At which point, into this meaningless muddle there came these three persons, on their three e-machines:

That’s right, a small flock of e-scooters, driven by young persons. I knew I’d encounter such a site in circumstances that would enable me to photo it sooner or later, and that moment had arrived. The photos are not great, as photos. But, they do the job.

I vividly recall encountering my first flock of cyclists driven by young persons in hoods, and thinking: It’s only a matter of time before we are all reading about bike-by shootings. Because that was the atmosphere exuded by that cyclist flock. It is a minor but definite regret of mine that I did not record this prophecy before it was fulfilled, as fulfilled it very soon was.

However, I don’t believe that there are going to be any scoot-by shootings any time soon. E-scooters, in fact scooters of both kinds, are fundamentally different from bikes. Bikes work more safely if you keep your hands on the handlebars, but you don’t have to keep your hands on the handlebars. You can steer a bike using only your arse and your feet. You can therefore ride a bike and deploy a weapon, should you be inclined. However, it is my clear understanding that if you take both your hands off the handlebars of an e-scooter, you come an immediate cropper. Even taking one hand off one handlebar would severely endanger you.

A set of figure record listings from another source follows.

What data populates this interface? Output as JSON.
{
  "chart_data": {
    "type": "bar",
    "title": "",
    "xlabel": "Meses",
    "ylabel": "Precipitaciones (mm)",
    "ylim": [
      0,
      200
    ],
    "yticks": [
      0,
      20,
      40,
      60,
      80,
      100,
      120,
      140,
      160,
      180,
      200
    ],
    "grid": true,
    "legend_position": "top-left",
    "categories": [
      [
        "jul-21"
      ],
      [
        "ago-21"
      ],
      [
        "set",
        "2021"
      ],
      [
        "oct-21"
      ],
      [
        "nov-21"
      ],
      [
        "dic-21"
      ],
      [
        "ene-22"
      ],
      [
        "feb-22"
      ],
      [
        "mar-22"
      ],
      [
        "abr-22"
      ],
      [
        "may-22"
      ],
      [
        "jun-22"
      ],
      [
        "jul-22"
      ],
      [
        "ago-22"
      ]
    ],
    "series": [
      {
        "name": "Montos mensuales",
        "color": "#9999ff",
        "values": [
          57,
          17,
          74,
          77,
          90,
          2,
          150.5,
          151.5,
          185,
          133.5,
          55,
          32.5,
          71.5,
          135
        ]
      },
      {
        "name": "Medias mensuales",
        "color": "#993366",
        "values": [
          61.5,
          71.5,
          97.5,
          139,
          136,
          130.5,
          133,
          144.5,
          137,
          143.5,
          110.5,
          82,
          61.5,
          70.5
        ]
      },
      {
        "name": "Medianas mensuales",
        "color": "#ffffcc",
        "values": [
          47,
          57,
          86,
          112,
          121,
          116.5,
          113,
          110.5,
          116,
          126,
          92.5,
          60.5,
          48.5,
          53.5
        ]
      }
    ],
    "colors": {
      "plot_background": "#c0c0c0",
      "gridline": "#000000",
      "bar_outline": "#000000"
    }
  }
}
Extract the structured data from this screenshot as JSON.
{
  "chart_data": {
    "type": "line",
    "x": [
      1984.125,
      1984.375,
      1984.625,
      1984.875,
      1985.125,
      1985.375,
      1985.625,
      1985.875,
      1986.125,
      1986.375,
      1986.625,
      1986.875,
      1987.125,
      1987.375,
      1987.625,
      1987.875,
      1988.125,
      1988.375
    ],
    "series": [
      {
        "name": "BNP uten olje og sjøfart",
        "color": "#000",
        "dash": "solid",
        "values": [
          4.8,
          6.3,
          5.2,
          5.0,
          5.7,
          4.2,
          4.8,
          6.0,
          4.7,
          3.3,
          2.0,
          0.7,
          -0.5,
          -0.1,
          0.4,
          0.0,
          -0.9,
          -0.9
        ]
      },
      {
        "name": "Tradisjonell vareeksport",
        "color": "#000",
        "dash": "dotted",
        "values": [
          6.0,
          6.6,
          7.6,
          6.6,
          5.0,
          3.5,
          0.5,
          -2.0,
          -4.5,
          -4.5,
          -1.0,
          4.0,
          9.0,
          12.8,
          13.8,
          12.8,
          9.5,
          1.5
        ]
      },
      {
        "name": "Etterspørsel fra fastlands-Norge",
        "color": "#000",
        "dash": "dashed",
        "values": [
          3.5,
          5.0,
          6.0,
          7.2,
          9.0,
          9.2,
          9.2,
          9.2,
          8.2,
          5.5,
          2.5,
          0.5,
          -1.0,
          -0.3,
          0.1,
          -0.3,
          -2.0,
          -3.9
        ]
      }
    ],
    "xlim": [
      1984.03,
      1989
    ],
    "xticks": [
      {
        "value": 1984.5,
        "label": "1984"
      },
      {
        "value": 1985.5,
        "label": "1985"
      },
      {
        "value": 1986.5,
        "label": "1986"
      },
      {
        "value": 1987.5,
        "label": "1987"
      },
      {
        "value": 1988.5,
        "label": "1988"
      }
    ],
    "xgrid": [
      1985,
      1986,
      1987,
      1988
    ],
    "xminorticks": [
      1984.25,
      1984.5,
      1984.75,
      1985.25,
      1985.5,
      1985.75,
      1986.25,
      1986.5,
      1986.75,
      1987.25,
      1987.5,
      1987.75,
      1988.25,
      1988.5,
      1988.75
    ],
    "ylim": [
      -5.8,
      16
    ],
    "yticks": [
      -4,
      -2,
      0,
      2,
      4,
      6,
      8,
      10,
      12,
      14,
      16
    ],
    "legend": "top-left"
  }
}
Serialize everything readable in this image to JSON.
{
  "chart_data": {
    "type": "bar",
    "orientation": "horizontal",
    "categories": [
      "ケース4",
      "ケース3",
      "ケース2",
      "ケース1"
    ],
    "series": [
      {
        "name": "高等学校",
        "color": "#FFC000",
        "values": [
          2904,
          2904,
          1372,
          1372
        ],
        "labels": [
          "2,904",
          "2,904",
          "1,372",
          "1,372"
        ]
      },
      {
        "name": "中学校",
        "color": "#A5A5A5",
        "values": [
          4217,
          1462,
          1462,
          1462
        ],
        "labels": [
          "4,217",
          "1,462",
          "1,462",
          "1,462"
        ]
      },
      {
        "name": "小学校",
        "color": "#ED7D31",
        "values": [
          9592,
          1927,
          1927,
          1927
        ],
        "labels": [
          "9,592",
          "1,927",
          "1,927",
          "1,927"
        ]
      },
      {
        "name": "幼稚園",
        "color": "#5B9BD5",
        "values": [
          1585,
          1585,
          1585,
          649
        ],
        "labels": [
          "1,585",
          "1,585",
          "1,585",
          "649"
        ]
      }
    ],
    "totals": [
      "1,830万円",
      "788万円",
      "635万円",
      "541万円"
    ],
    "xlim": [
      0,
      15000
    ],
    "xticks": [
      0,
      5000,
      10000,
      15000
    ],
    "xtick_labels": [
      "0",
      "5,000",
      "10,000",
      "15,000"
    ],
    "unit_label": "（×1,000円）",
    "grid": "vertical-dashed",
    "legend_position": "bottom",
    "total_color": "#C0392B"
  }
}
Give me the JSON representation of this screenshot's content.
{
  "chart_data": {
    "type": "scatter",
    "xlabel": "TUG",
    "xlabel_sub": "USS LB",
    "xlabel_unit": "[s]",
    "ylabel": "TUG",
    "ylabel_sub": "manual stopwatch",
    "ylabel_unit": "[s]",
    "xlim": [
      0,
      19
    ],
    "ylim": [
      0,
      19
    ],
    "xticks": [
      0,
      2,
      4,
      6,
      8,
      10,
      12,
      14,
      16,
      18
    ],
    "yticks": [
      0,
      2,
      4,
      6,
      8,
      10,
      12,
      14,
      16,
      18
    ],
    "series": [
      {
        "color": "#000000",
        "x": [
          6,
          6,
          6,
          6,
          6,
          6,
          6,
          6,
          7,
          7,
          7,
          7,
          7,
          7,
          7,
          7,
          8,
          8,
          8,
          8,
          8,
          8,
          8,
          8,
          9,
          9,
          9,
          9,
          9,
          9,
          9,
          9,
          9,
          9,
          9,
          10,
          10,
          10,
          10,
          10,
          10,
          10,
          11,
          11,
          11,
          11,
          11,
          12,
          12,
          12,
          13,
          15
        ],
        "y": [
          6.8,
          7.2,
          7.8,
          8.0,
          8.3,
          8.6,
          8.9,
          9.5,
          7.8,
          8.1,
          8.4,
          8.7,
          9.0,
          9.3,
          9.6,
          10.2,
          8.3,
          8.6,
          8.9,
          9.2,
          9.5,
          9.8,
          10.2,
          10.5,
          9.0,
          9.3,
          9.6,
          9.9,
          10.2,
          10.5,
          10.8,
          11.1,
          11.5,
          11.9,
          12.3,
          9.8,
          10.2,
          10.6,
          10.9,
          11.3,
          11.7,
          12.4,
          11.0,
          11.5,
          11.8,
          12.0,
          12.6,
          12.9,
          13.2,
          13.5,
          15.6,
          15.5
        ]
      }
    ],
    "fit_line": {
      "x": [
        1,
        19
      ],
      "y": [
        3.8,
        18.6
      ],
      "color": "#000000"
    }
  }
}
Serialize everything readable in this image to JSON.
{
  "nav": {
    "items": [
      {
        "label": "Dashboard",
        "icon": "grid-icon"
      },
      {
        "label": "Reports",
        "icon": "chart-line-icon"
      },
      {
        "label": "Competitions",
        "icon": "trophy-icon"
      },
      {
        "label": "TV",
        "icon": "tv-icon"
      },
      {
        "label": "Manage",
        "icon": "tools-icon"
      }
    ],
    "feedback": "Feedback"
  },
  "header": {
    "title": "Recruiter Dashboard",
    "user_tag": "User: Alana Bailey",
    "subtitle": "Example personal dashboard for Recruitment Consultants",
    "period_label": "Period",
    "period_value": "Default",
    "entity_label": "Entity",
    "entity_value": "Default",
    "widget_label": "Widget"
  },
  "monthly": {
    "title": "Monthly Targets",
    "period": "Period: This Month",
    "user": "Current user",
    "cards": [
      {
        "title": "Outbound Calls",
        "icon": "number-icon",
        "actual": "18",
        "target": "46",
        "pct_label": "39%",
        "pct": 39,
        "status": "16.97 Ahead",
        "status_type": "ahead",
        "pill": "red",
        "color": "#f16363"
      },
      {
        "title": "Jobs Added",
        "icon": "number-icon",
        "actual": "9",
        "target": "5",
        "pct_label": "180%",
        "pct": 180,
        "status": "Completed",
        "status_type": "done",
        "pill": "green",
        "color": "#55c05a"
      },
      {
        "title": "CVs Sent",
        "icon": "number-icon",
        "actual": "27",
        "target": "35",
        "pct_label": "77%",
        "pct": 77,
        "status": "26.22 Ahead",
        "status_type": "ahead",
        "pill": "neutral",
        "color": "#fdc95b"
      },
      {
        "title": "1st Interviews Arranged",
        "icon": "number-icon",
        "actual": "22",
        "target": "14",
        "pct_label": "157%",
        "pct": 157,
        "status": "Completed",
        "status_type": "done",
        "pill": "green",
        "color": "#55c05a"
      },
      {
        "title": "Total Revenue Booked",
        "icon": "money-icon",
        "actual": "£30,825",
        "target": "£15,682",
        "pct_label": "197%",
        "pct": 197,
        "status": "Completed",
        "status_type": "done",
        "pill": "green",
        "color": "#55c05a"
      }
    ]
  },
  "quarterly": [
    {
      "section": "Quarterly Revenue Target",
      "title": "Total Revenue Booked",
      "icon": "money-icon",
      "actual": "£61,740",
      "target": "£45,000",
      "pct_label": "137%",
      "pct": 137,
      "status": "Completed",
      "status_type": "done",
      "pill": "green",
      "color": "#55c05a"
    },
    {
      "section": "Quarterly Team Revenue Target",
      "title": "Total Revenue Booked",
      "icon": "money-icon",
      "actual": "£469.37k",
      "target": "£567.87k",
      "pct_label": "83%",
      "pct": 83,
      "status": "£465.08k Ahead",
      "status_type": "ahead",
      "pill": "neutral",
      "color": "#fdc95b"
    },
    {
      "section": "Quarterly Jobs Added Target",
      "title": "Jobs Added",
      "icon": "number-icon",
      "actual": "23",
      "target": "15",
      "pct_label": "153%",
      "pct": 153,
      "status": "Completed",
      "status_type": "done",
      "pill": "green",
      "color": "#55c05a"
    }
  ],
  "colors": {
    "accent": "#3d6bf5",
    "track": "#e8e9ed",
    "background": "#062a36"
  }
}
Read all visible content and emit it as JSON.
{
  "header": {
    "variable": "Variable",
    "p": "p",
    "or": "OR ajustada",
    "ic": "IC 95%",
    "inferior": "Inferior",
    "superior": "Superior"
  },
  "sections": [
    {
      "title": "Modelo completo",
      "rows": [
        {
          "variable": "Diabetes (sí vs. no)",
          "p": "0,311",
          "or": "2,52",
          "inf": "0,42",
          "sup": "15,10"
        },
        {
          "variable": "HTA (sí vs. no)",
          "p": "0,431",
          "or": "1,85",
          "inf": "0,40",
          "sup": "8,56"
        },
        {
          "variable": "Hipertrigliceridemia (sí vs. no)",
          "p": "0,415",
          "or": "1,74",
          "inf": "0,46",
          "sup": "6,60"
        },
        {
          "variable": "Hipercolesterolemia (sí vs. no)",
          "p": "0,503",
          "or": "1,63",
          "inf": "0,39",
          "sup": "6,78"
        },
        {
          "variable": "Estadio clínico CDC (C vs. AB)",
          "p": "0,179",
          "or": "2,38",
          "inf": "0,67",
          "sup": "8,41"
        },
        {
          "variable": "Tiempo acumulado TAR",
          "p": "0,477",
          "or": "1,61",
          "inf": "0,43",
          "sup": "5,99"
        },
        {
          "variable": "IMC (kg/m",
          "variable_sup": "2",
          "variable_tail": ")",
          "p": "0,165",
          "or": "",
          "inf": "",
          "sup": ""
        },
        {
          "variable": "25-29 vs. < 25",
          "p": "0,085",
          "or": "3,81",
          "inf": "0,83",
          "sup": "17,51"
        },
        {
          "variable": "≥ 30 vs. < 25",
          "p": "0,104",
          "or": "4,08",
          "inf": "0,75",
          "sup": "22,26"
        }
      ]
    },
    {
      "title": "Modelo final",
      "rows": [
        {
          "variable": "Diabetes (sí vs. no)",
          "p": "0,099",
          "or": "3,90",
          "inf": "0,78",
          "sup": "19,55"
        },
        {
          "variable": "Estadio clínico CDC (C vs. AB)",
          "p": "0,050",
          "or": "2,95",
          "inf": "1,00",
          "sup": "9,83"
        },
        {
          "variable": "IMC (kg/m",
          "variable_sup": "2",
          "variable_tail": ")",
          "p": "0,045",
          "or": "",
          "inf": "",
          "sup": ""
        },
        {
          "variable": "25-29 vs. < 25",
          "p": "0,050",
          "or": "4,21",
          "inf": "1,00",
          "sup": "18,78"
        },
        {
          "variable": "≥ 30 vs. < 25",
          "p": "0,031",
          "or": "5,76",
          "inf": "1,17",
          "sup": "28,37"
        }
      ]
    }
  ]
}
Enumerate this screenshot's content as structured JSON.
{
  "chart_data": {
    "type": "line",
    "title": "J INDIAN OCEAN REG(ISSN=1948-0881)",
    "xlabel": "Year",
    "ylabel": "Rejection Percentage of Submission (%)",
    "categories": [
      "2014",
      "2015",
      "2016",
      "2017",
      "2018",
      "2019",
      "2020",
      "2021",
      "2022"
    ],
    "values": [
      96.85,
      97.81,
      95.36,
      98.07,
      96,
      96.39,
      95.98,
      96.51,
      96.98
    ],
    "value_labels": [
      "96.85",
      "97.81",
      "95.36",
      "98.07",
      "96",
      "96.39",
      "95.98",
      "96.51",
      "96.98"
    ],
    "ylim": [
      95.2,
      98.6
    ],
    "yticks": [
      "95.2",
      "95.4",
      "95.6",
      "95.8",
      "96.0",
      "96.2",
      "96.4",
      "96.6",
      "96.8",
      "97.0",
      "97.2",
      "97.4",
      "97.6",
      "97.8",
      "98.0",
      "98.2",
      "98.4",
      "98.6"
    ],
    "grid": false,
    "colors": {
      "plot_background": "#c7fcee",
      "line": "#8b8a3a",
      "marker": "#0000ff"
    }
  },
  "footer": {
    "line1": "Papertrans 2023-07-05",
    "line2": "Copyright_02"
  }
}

Any assassin gang able to get their hands and feet on e-scooters can also obtain bikes, so bikes will continue to be the means of transport of choice for assassin gangs who can’t or don’t want to use a motor vehicle. (Remember, bike gangs can easily split up after they’ve done their evil deeds, and individual bikes can go places cars can’t.)

In general, e-scooters are just not as “empowering” as bikes. They are more unstable, more vulnerable, not least to bikes. I got the chance to interrogate a couple of e-scooter guys, a few days before I photoed the above photos, and this was what they told me. It wasn’t easy to explain, they said. You’ll have to actually do it to get what we’re saying, they said. But, e-scooters are kind of dangerous, they said.

This conversation is the first one I’ve had that made me less gung-ho than I have been lately about e-scooters than more. E-scooters may not be about to conquer the world after all.

I continue to see a steady and slightly increasing number of e-scooters in my local area, every time I venture out into it, and I do mean every time. But maybe this is a temporary phenomenon made possible by Lockdown and the consequent reduction in the number of threats to e-scooters. Maybe when business-as-usual resumes on all of London’s roads, as it surely soon will even as business as a whole in London takes a big hit, then maybe the e-scooters will retreat, instead of becoming ever more numerous.

What e-scooters probably need is dedicated e-scooter pathways. I have seen enough non-hooded, middle class e-scooters, and even a couple of e-scooter family flocks, to suggest that the political clout to contrive such pathways might materialise. But it will take its time, I think.